Dem Wirtschaftsbeirat sollen Vertreterinnen und Vertreter wichtiger Wirtschaftsorganisationen und Institutionen angehören. Vorgesehen sind unter anderem die Industrie- und Handelskammer für Oberfranken Bayreuth, die Handwerkskammer für Oberfranken, der Handelsverband Bayern (Bezirk Oberfranken), DEHOGA Bayern (Kreisstelle Bamberg), der Bayerische Landesverband der Marktkaufleute und der Schausteller, der Bund der Selbständigen Bayern (Ortsverband Bamberg), der Wirtschaftsclub Bamberg, die Wirtschaftsjunioren Bamberg, Bamberger StartUp e.V., die Otto-Friedrich-Universität Bamberg, die Agentur für Arbeit Bamberg sowie der Deutsche Gewerkschaftsbund Bayern - Bezirk Oberfranken.

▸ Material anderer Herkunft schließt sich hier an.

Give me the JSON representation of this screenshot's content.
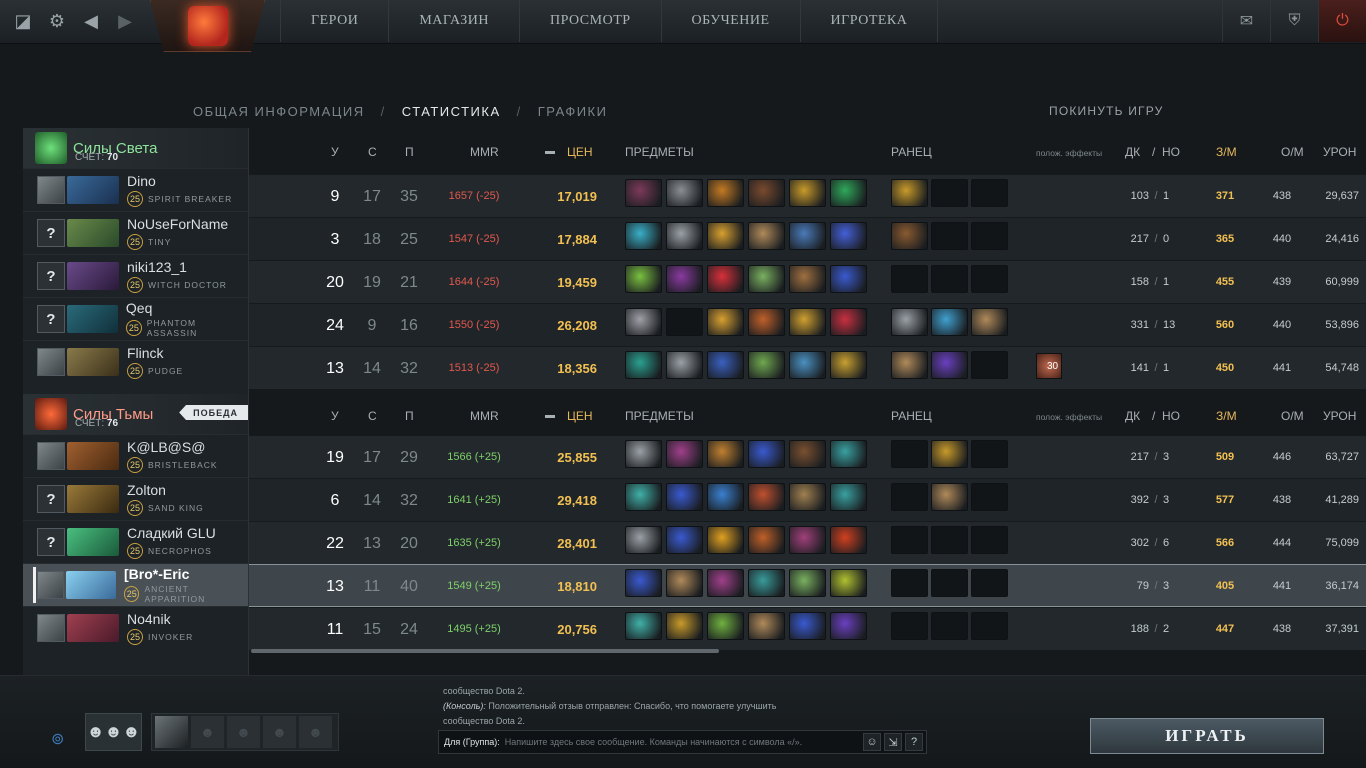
{
  "nav": {
    "items": [
      "ГЕРОИ",
      "МАГАЗИН",
      "ПРОСМОТР",
      "ОБУЧЕНИЕ",
      "ИГРОТЕКА"
    ]
  },
  "tabs": {
    "overview": "ОБЩАЯ ИНФОРМАЦИЯ",
    "sep": "/",
    "stats": "СТАТИСТИКА",
    "graphs": "ГРАФИКИ",
    "leave": "ПОКИНУТЬ ИГРУ"
  },
  "columns": {
    "k": "У",
    "d": "С",
    "a": "П",
    "mmr": "MMR",
    "networth": "ЦЕН",
    "items": "ПРЕДМЕТЫ",
    "backpack": "РАНЕЦ",
    "buffs": "полож. эффекты",
    "lh": "ДК",
    "slash": "/",
    "dn": "НО",
    "gpm": "З/М",
    "xpm": "О/М",
    "damage": "УРОН"
  },
  "radiant": {
    "name": "Силы Света",
    "score_label": "СЧЕТ:",
    "score": "70",
    "players": [
      {
        "name": "Dino",
        "level": "25",
        "hero": "SPIRIT BREAKER",
        "avatar": "",
        "k": "9",
        "d": "17",
        "a": "35",
        "mmr": "1657 (-25)",
        "networth": "17,019",
        "lh": "103",
        "dn": "1",
        "gpm": "371",
        "xpm": "438",
        "damage": "29,637"
      },
      {
        "name": "NoUseForName",
        "level": "25",
        "hero": "TINY",
        "avatar": "?",
        "k": "3",
        "d": "18",
        "a": "25",
        "mmr": "1547 (-25)",
        "networth": "17,884",
        "lh": "217",
        "dn": "0",
        "gpm": "365",
        "xpm": "440",
        "damage": "24,416"
      },
      {
        "name": "niki123_1",
        "level": "25",
        "hero": "WITCH DOCTOR",
        "avatar": "?",
        "k": "20",
        "d": "19",
        "a": "21",
        "mmr": "1644 (-25)",
        "networth": "19,459",
        "lh": "158",
        "dn": "1",
        "gpm": "455",
        "xpm": "439",
        "damage": "60,999"
      },
      {
        "name": "Qeq",
        "level": "25",
        "hero": "PHANTOM ASSASSIN",
        "avatar": "?",
        "k": "24",
        "d": "9",
        "a": "16",
        "mmr": "1550 (-25)",
        "networth": "26,208",
        "lh": "331",
        "dn": "13",
        "gpm": "560",
        "xpm": "440",
        "damage": "53,896"
      },
      {
        "name": "Flinck",
        "level": "25",
        "hero": "PUDGE",
        "avatar": "",
        "k": "13",
        "d": "14",
        "a": "32",
        "mmr": "1513 (-25)",
        "networth": "18,356",
        "lh": "141",
        "dn": "1",
        "gpm": "450",
        "xpm": "441",
        "damage": "54,748",
        "buff_count": "30"
      }
    ]
  },
  "dire": {
    "name": "Силы Тьмы",
    "score_label": "СЧЕТ:",
    "score": "76",
    "victory": "ПОБЕДА",
    "players": [
      {
        "name": "K@LB@S@",
        "level": "25",
        "hero": "BRISTLEBACK",
        "avatar": "",
        "k": "19",
        "d": "17",
        "a": "29",
        "mmr": "1566 (+25)",
        "networth": "25,855",
        "lh": "217",
        "dn": "3",
        "gpm": "509",
        "xpm": "446",
        "damage": "63,727"
      },
      {
        "name": "Zolton",
        "level": "25",
        "hero": "SAND KING",
        "avatar": "?",
        "k": "6",
        "d": "14",
        "a": "32",
        "mmr": "1641 (+25)",
        "networth": "29,418",
        "lh": "392",
        "dn": "3",
        "gpm": "577",
        "xpm": "438",
        "damage": "41,289"
      },
      {
        "name": "Сладкий GLU",
        "level": "25",
        "hero": "NECROPHOS",
        "avatar": "?",
        "k": "22",
        "d": "13",
        "a": "20",
        "mmr": "1635 (+25)",
        "networth": "28,401",
        "lh": "302",
        "dn": "6",
        "gpm": "566",
        "xpm": "444",
        "damage": "75,099"
      },
      {
        "name": "[Bro*-Eric",
        "level": "25",
        "hero": "ANCIENT APPARITION",
        "avatar": "",
        "k": "13",
        "d": "11",
        "a": "40",
        "mmr": "1549 (+25)",
        "networth": "18,810",
        "lh": "79",
        "dn": "3",
        "gpm": "405",
        "xpm": "441",
        "damage": "36,174"
      },
      {
        "name": "No4nik",
        "level": "25",
        "hero": "INVOKER",
        "avatar": "",
        "k": "11",
        "d": "15",
        "a": "24",
        "mmr": "1495 (+25)",
        "networth": "20,756",
        "lh": "188",
        "dn": "2",
        "gpm": "447",
        "xpm": "438",
        "damage": "37,391"
      }
    ]
  },
  "chat": {
    "line1": "сообщество Dota 2.",
    "line2_prefix": "(Консоль):",
    "line2": " Положительный отзыв отправлен: Спасибо, что помогаете улучшить",
    "line3": "сообщество Dota 2.",
    "to": "Для (Группа):",
    "placeholder": "Напишите здесь свое сообщение. Команды начинаются с символа «/».",
    "help": "?"
  },
  "play_label": "ИГРАТЬ",
  "colors": {
    "accent_gold": "#f2c052",
    "radiant": "#8fe39a",
    "dire": "#ff9b86",
    "mmr_loss": "#e3584d",
    "mmr_gain": "#7ed06a"
  },
  "item_colors": {
    "r0": [
      "#7c3a5a",
      "#8a8f94",
      "#c47a22",
      "#7a4a2e",
      "#c89a2a",
      "#2fa85a"
    ],
    "r1": [
      "#3ab0c8",
      "#9aa0a6",
      "#d8a030",
      "#b08a5a",
      "#4a7ab8",
      "#4460d8"
    ],
    "r2": [
      "#7ac040",
      "#8a3aa0",
      "#d8303a",
      "#7ab060",
      "#a07040",
      "#3a5ad0"
    ],
    "r3": [
      "#a0a0a8",
      "#121517",
      "#d8a030",
      "#c0602a",
      "#d0a030",
      "#c83040"
    ],
    "r4": [
      "#2aa090",
      "#9aa0a6",
      "#3a60c0",
      "#70a850",
      "#4a90c0",
      "#c8a030"
    ],
    "r5": [
      "#9aa0a6",
      "#a0408a",
      "#c08030",
      "#3a5ad0",
      "#7a5030",
      "#3aa0a0"
    ],
    "r6": [
      "#40b0a8",
      "#3a5ad0",
      "#3a80d0",
      "#c05030",
      "#a08050",
      "#3aa0a0"
    ],
    "r7": [
      "#9aa0a6",
      "#3a5ad0",
      "#e0a020",
      "#c06028",
      "#a0407a",
      "#d04020"
    ],
    "r8": [
      "#3a5ad0",
      "#b08a5a",
      "#a0408a",
      "#3a9a9a",
      "#7ab060",
      "#b0c030"
    ],
    "r9": [
      "#40b0a8",
      "#c89a2a",
      "#70b040",
      "#b08a5a",
      "#3a5ad0",
      "#6a40c0"
    ]
  },
  "bp_colors": {
    "r0": [
      "#c89a2a",
      "#121517",
      "#121517"
    ],
    "r1": [
      "#8a5a30",
      "#121517",
      "#121517"
    ],
    "r2": [
      "#121517",
      "#121517",
      "#121517"
    ],
    "r3": [
      "#9aa0a6",
      "#40a0d0",
      "#b08a5a"
    ],
    "r4": [
      "#b08a5a",
      "#6a40c0",
      "#121517"
    ],
    "r5": [
      "#121517",
      "#c89a2a",
      "#121517"
    ],
    "r6": [
      "#121517",
      "#b08a5a",
      "#121517"
    ],
    "r7": [
      "#121517",
      "#121517",
      "#121517"
    ],
    "r8": [
      "#121517",
      "#121517",
      "#121517"
    ],
    "r9": [
      "#121517",
      "#121517",
      "#121517"
    ]
  },
  "hero_colors": {
    "r0": [
      "#3a6a9a",
      "#1a3050"
    ],
    "r1": [
      "#6a8a4a",
      "#2a4a2a"
    ],
    "r2": [
      "#6a4a8a",
      "#2a1a3a"
    ],
    "r3": [
      "#2a6a7a",
      "#10303a"
    ],
    "r4": [
      "#8a7a4a",
      "#3a301a"
    ],
    "r5": [
      "#a06030",
      "#4a2a10"
    ],
    "r6": [
      "#9a7a3a",
      "#3a2a10"
    ],
    "r7": [
      "#4ac080",
      "#1a5a3a"
    ],
    "r8": [
      "#8ad0f0",
      "#3a6a9a"
    ],
    "r9": [
      "#a04050",
      "#4a1a2a"
    ]
  }
}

Antragsrecht für den Wirtschaftsbeirat
"Bamberg steht vor großen wirtschaftlichen Veränderungen. Gerade deshalb brauchen wir den direkten Austausch mit den Menschen und Institutionen, die unsere Wirtschaftslandschaft tragen, gestalten und weiterentwickeln", so Niedermaier. Der Oberbürgermeister ist auch Vorsitzender des Wirtschaftsbeirats. Er soll mindestens zweimal pro Jahr tagen; bei Bedarf können weitere Sitzungen stattfinden. Zusätzlich können zu einzelnen Themen Sachverständige, Unternehmensvertreter oder weitere Institutionen beratend hinzugezogen werden.
"Ich freue mich, dass der Wirtschaftsbeirat auch die Möglichkeit erhält, Empfehlungen an den Stadtrat und seine Gremien zu geben sowie wirtschaftsrelevante Anträge an den Wirtschaftssenat zu richten. Dadurch kann der Stadtrat noch praxisbezogener und zügiger handeln", erklärt Wirtschaftsreferent Dr. Stefan Goller. Der Wirtschaftssenat ist gehalten, diese Anliegen zügig zu behandeln.
"Mit dem Wirtschaftsbeirat schaffen wir einen dauerhaften und strukturierten Austausch. Das ist ein weiterer wichtiger Schritt, um Bamberg als attraktiven Wirtschaftsstandort zu stärken und gemeinsam Lösungen für die Herausforderungen der Zukunft zu entwickeln", betont Oberbürgermeister Niedermaier. Die konkrete Ausgestaltung des Wirtschaftsbeirats erfolgt auf Grundlage einer eigenen Satzung.